N17.06 Vochtig en hellinghakhout

Bijgewerkt op: 19 december 2023

Vochtig en hellinghakhout zijn loofbossen die bestaan uit houtgewas dat men niet hoog laat opschieten, maar dicht bij de grond afzet om de stronken weer te laten ontspruiten en de gevormde opslag te kunnen oogsten.

Algemene beschrijving

Middenbos bestaat uit hakhout met overstaanders (doorgegroeide hakhouttelgen) of bovenstaanders (aangeplante bomen).

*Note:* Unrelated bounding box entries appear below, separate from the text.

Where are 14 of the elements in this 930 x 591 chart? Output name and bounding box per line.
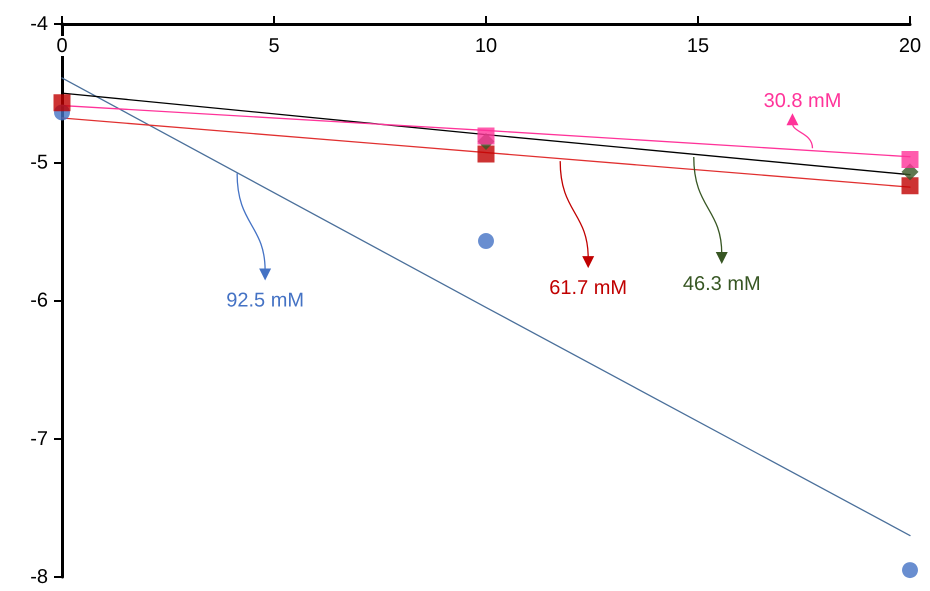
y-tick-label: -8: [30, 566, 48, 588]
x-tick-label: 10: [474, 35, 498, 57]
y-tick-label: -7: [30, 428, 48, 450]
x-tick-label: 20: [898, 35, 922, 57]
annotation: 30.8 mM: [764, 90, 842, 112]
annotation: 92.5 mM: [226, 290, 304, 312]
x-tick-label: 5: [268, 35, 280, 57]
y-tick-label: -5: [30, 151, 48, 174]
annotation: 61.7 mM: [549, 277, 628, 300]
y-tick-label: -6: [30, 290, 48, 312]
annotation: 46.3 mM: [682, 272, 761, 295]
y-tick-label: -4: [30, 13, 48, 35]
x-tick-label: 0: [56, 35, 68, 57]
x-tick-label: 15: [686, 35, 710, 57]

Hakhout en middenbos komen al eeuwen voor in Nederland. Door hakhoutbeheer kan een voortdurende houtopbrengst gewaarborgd worden. Door het dicht bij de grond afzetten van de bomen ontstonden de kenmerkende stobben of stoven, die vele eeuwen oud kunnen zijn. Verschillende boomsoorten zorgden voor hout voor verschillende doeleinden: brandhout, gebruikshout voor bijvoorbeeld gereedschapsstelen, schors voor de leerlooierij.

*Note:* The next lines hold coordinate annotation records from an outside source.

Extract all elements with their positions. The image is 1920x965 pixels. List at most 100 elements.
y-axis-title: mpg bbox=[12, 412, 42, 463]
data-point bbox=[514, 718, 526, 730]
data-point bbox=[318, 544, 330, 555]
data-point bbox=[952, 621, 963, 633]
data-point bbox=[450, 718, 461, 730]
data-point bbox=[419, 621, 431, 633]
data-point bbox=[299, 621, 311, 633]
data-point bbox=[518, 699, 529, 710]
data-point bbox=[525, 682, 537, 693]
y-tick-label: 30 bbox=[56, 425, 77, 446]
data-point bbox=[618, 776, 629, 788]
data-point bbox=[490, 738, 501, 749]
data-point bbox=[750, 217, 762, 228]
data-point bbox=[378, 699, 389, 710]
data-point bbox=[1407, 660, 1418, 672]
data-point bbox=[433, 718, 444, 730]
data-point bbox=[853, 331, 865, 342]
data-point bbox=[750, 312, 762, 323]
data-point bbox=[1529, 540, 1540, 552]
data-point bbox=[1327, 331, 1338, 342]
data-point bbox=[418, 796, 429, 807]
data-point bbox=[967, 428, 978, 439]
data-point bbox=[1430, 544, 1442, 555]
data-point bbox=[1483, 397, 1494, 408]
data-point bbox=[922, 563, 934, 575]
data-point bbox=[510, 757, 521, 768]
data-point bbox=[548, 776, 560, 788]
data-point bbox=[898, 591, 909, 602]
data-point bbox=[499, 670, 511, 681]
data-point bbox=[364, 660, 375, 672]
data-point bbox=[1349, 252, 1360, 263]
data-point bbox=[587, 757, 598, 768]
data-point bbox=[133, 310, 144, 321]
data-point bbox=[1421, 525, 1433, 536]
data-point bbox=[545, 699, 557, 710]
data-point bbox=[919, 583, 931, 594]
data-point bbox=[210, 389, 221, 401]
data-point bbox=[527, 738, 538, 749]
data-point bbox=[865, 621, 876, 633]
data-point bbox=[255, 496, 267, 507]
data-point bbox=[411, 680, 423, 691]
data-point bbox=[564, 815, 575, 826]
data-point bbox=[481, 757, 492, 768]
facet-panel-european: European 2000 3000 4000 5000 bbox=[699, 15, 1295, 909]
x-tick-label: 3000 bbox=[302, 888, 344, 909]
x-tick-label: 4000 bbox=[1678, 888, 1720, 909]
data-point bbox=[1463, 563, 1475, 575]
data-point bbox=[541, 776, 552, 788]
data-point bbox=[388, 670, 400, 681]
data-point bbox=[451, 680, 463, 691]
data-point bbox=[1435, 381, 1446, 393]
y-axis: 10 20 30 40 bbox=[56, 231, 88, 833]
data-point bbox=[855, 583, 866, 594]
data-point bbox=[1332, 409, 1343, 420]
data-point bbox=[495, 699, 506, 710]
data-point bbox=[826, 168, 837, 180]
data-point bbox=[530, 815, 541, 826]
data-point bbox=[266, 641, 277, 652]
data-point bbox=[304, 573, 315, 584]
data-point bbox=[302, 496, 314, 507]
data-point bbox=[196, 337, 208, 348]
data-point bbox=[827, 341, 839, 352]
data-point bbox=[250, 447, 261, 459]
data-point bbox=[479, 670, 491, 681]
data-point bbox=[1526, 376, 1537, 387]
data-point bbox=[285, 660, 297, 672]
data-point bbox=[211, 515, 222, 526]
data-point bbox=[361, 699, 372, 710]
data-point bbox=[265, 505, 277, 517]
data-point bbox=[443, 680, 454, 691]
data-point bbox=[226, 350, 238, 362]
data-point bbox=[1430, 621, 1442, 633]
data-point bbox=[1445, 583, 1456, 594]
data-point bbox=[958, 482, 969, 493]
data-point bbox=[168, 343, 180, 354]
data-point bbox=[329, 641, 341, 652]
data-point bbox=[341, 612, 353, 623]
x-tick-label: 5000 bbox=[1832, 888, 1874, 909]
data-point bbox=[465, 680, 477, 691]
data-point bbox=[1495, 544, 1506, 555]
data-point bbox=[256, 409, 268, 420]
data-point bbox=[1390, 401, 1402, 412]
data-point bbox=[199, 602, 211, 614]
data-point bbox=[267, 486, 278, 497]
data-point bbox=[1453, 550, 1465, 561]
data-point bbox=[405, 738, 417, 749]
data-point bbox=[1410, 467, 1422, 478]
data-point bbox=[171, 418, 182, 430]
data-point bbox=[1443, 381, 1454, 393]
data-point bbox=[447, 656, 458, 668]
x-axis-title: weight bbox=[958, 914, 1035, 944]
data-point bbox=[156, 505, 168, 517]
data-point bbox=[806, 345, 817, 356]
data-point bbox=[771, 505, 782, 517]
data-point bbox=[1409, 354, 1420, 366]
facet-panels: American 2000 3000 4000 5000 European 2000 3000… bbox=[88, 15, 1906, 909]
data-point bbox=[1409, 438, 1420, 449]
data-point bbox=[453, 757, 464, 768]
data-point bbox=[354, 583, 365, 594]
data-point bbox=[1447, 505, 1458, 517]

In verschillende vormen komt dit type door het gehele land voor. De variatie is groot: van hellinghakhout in Zuid-limburg tot elzenhakhout in Zeeland.  Essen- en elzenhakhout komt voor in het rivierengebied, maar soms ook in beekdalen en op de overgang van kleigronden- naar zandgebieden. Vochtige eikenhakhout komt voor op de zandgronden. De hakhouthellingbossen in Zuid-Limburg, waar het vaak in de vorm van middenbos voorkomt, worden ook tot dit type gerekend. Het beheertype Vochtig en hellinghakhout betreft hakhoutcomplexen die niet of nauwelijks machinaal te bewerken zijn doordat ze vochtig zijn, op een helling liggen of de stoven op rabatten staan.

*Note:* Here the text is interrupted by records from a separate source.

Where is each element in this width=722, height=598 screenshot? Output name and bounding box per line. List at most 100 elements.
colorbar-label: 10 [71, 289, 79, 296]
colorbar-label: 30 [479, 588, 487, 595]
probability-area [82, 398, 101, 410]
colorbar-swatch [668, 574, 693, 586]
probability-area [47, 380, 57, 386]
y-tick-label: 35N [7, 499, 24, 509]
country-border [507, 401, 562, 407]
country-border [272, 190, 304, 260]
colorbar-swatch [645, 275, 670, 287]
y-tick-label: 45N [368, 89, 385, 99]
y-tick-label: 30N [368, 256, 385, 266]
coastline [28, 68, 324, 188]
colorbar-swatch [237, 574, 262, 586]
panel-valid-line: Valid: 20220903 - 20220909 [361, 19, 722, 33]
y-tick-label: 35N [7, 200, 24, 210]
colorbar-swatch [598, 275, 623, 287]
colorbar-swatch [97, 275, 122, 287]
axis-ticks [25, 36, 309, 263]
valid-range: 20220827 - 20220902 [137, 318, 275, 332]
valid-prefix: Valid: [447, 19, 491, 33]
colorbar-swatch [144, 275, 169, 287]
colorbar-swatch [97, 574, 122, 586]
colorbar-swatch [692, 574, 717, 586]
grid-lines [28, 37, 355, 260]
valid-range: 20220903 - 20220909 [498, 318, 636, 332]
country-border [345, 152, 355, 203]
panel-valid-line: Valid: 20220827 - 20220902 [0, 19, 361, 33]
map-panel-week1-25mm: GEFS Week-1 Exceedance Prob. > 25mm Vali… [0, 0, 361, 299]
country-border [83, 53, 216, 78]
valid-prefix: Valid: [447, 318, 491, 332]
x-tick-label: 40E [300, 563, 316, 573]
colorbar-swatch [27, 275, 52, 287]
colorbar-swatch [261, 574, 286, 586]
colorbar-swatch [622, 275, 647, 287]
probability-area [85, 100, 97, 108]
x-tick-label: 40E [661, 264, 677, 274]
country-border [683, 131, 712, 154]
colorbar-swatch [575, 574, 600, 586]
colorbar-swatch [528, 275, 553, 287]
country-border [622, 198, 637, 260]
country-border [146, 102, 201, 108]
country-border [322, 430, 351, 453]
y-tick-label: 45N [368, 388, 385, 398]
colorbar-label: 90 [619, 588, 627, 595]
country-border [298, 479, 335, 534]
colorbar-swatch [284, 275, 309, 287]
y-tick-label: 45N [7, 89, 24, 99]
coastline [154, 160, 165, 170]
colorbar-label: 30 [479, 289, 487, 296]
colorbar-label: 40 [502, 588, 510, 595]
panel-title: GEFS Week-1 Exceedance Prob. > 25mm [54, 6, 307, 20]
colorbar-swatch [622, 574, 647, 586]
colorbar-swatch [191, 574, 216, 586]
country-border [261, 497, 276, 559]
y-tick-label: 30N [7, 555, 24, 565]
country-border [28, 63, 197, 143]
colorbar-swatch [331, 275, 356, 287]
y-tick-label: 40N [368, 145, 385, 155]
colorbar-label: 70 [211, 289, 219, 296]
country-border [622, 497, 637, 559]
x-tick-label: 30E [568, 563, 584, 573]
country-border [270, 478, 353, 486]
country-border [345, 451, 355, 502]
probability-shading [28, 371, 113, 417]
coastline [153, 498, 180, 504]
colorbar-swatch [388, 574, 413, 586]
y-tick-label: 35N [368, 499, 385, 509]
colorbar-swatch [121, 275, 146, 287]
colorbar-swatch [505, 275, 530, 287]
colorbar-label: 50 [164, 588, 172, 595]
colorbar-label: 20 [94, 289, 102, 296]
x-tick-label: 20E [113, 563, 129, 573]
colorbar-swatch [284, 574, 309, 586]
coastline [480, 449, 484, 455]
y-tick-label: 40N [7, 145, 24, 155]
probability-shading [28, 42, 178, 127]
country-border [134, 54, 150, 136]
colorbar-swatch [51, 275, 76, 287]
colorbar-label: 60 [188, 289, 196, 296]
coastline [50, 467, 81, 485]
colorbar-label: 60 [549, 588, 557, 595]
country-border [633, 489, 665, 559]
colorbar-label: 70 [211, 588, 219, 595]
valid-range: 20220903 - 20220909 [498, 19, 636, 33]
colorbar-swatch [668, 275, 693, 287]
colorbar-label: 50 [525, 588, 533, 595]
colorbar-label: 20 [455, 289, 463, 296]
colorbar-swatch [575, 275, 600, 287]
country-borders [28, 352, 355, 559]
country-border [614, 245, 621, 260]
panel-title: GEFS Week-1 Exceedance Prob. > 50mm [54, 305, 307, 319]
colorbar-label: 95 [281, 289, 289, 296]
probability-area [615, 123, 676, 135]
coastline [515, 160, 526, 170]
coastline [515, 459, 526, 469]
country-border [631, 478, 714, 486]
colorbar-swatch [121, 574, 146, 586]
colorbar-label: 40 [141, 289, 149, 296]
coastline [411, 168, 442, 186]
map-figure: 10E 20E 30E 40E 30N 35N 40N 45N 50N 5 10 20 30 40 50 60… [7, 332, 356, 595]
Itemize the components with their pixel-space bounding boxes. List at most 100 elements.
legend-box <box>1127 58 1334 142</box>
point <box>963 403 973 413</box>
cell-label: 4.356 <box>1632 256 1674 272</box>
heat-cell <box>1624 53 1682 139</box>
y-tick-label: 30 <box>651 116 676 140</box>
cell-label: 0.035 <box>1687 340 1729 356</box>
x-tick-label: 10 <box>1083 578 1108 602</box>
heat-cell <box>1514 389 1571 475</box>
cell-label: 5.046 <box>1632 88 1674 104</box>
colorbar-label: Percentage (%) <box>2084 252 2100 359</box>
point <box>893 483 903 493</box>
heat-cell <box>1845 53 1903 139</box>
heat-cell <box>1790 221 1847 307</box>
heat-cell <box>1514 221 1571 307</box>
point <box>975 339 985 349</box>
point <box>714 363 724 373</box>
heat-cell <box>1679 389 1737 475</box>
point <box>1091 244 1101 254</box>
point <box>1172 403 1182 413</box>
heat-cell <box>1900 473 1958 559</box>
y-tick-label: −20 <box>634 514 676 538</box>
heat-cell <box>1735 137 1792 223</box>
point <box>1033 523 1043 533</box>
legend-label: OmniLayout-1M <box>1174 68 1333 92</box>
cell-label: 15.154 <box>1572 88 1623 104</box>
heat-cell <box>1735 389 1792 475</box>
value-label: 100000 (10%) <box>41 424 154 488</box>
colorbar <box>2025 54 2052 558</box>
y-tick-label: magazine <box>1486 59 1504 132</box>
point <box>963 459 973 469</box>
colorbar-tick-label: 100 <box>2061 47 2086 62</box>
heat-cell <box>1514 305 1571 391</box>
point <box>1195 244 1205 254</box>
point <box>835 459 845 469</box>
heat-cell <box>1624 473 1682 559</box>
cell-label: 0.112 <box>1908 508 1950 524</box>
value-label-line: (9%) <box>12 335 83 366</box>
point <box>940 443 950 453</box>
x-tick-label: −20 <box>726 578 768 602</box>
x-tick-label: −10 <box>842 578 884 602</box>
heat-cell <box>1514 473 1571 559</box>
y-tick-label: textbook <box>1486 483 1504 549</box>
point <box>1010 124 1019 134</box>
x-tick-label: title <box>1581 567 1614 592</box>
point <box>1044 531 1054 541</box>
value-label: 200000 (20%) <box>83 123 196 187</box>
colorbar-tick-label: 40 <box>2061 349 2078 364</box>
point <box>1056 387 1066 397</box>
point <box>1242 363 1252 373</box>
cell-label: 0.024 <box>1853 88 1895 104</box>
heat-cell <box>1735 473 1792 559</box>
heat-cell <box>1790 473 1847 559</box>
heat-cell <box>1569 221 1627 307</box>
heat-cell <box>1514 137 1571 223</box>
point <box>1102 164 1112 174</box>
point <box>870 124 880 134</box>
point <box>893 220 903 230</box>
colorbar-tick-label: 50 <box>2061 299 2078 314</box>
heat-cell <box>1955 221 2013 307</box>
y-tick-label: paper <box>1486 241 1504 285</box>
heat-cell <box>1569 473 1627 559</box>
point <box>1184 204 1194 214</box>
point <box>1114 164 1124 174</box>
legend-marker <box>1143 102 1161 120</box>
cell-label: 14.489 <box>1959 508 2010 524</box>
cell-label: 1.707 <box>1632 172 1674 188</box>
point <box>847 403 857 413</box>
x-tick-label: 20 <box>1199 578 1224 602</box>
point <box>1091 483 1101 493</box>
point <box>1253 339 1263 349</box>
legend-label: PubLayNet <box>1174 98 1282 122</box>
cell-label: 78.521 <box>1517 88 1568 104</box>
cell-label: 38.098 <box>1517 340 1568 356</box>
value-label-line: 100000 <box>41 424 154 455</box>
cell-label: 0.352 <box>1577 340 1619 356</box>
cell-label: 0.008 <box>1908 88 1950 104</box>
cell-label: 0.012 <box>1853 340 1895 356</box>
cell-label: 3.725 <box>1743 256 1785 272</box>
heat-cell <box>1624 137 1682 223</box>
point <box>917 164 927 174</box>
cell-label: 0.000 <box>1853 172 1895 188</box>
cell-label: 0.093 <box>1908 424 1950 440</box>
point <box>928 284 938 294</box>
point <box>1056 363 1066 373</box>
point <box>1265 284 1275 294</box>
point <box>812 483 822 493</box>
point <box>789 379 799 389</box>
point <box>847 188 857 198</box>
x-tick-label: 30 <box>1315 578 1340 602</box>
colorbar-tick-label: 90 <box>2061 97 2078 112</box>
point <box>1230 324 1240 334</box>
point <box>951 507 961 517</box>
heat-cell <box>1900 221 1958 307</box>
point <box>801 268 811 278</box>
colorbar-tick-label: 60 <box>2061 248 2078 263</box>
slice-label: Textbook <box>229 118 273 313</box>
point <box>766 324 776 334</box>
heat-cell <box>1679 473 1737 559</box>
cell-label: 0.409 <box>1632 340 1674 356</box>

In West-Nederland en het rivierengebied zijn hakhoutbossen vaak opvallende elementen in het open landschap. Denk bijvoorbeeld aan elzenhakhout in het veenweidegebied. Overal in de natte zandgebieden komen vochtige hakhoutbossen voor, vaak eertijds gelegen in open gebieden, maar nu dikwijls omgeven door jonger bos en daardoor landschappelijk minder herkenbaar. Met name oud hakhout en middenbos herbergt met de oude groeiplaats, het dunne strooiseldek, vochtige microklimaat en het hakhoutbeheer samenhangende zeldzame bosplanten van vochtige standplaatsen en aan oude hakhoutstoven gebonden mossen en insecten.  Het vochtige microklimaat in het essenhakhout wordt bedreigt door essentaksterfte, een agressieve schimmel die juist de jonge takken na het afzetten van de stoven aantast.

Afbakening

  • Vochtig en hellinghakhout wordt periodiek afgezet.
  • Het betreft hakhout of middenbos op vochtige bodem of steile hellingen.
  • Kenmerkend voor het beheertype is de aanwezigheid van hakhoutstoven. Bij dit vochtige type kan gedacht worden aan boomsoorten van rijke groeiplaatsen als els, es, hazelaar, haagbeuk maar ook eiken op rabatten. De cyclus verschilt per vorm en boomsoort, maar meestal dient om de 5 tot 20 jaar afgezet te worden. Bij middenbos is een deel overstaanders die in een veel lagere cyclus gekapt worden.
  • Wilgengrienden vallen onder beheertype N17.05 Wilgengriend.

Standaardkostprijs

De standaardkostprijsbladen gaan uit van de beheermaatregelen die gemiddeld over heel Nederland gezien nodig zijn om dit beheertype in stand te houden. Afhankelijk van regionale omstandigheden kan het noodzakelijk zijn om het beheer aan te passen voor de instandhouding van het beheertype.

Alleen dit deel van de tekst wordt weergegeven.